Seven churches are the implementation phase of the Healthy Church Initiative. Nine churches are enrolled this year and just completed their congregational learning sessions. We had our first Healthy Small Church Initiative in the Twin Cities with 15 churches participating. Six churches engaged in the Kaleidoscope journey toward becoming effective in a multi-cultural world.
Three groups of clergy engaged in intentional leadership development groups that used the Healthy Church Initiative curriculum. Several churches engaged Horizons Consulting for strategic planning, using the Discovering Tomorrow process. Many congregations sent leaders to the Church of Resurrection in Kansas City for their Leadership Institute; others participated in the School of Congregational Development and Large Church Initiative. A number of churches have been innovating with the assistance of Investing in Congregation Grants. Our many new church starts continue to be our research and development arm on how to reach new people in this new day. Vital, healthy, missional congregations have been and continue to be our priority.
We prayerfully made decisions at annual conference session to reshape our camping and retreat ministry for the future. Last summer, we successfully moved programming from Decision Hills to Koronis and Northern Pines. It was our last summer of programming at Star Lake and Kingswood. Star Lake has been leased to a new independent entity, as legislated by conference session, and the Kingswood property is available for sale. We hired a new director of camping and retreats, Keith Shew, who is bringing fresh energy and focus to the ministry. We continue to emphasize reaching the next generation through our camping, campus, and youth ministries. (See related story in this issue.)

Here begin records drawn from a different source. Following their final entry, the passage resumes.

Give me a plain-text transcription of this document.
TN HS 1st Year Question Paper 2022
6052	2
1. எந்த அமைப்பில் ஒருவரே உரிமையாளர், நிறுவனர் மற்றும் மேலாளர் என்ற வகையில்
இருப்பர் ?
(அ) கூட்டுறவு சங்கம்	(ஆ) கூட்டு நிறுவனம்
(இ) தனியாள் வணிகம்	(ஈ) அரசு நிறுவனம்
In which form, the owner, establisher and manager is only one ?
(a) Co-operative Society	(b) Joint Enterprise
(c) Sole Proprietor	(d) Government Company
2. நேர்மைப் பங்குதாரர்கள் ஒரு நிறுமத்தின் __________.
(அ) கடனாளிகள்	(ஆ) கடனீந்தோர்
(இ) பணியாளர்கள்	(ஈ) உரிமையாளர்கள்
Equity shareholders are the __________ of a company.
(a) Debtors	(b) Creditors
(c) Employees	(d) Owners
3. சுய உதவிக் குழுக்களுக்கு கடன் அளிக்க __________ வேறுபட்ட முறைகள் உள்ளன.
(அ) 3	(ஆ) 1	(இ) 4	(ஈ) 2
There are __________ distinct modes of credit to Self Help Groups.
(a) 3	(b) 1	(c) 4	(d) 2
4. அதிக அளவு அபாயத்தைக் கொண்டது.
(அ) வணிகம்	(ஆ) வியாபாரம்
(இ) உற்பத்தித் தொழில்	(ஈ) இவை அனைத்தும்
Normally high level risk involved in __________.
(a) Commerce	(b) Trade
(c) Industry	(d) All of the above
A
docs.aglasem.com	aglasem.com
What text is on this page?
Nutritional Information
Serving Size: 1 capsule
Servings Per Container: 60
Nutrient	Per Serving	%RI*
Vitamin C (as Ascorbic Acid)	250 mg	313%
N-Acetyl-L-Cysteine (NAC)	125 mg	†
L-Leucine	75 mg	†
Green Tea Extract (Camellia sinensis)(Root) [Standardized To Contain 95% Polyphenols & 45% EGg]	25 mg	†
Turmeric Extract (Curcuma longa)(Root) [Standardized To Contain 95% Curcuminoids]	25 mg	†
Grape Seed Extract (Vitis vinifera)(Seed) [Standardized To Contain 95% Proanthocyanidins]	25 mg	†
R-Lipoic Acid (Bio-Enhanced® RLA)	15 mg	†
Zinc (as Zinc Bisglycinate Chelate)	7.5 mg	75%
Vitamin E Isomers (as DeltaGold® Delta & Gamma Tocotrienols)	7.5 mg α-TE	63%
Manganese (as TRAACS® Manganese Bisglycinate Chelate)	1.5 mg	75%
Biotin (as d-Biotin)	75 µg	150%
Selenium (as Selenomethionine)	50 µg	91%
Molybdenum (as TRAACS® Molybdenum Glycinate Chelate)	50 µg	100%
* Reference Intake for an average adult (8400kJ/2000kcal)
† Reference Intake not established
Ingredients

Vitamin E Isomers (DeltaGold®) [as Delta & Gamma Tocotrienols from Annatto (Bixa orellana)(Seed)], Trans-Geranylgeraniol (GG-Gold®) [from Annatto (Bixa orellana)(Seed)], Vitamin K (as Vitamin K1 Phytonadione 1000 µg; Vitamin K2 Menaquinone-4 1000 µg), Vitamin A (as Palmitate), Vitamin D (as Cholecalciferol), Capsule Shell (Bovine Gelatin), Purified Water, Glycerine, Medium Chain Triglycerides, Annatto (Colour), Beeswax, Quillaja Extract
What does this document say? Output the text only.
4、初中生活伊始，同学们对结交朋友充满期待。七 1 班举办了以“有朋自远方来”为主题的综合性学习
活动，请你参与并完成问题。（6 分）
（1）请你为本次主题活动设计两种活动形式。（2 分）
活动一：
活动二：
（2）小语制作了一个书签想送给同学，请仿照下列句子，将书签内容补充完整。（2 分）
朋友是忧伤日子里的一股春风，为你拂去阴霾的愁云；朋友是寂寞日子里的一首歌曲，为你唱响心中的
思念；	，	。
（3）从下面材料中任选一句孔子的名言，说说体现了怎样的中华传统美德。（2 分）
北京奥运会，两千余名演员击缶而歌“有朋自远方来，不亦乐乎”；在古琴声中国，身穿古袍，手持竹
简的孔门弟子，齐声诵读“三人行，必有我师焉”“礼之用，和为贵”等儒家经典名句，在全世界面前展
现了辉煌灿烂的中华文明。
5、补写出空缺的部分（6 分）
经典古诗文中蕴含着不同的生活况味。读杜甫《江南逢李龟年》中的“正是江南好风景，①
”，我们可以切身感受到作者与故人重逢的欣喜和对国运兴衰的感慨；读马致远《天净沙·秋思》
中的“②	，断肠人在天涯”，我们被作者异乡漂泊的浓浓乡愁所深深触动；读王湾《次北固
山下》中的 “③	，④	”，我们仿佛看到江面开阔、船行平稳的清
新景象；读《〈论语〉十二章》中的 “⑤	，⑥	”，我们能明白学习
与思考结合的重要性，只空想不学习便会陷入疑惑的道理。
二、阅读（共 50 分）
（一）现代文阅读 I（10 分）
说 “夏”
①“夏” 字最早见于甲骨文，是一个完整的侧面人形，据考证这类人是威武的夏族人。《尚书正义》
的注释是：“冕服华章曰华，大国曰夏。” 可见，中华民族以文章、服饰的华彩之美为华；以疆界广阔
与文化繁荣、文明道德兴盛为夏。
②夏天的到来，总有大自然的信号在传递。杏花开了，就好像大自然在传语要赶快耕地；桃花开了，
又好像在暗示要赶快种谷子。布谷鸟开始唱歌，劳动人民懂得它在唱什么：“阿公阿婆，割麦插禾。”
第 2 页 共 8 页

We are fulfilling our pledges for Imagine No Malaria. Our congregations have been generous, and we are making progress on this killer disease, but deaths from malaria still happen every minute, so every dollar makes a difference in saving lives. We continue to be a church that has a heart for children all over the world.
What are our resolutions for the new year? To keep on keeping on. Bishop Ough is leading conference leaders in a thoughtful, focused strategic plan on how together we can live out our gospel imperatives. One exciting development is that our annual conference leadership team has been invited to be part of a denominational cohort group called Team Vital. We are the only conference in the North Central Jurisdiction to participate, and the gift is that we will be able to collaborate and learn from other conferences about how to grow and sustain vital congregations.
For sure, the new year will bring changes, but in the midst of whatever comes, we will also be continuing to focus on God’s purposes for our lives and the mission we have been given: making disciples for the transformation of the world!
Cindy Gregorson is director of ministries for the Minnesota Annual Conference of the United Methodist Church.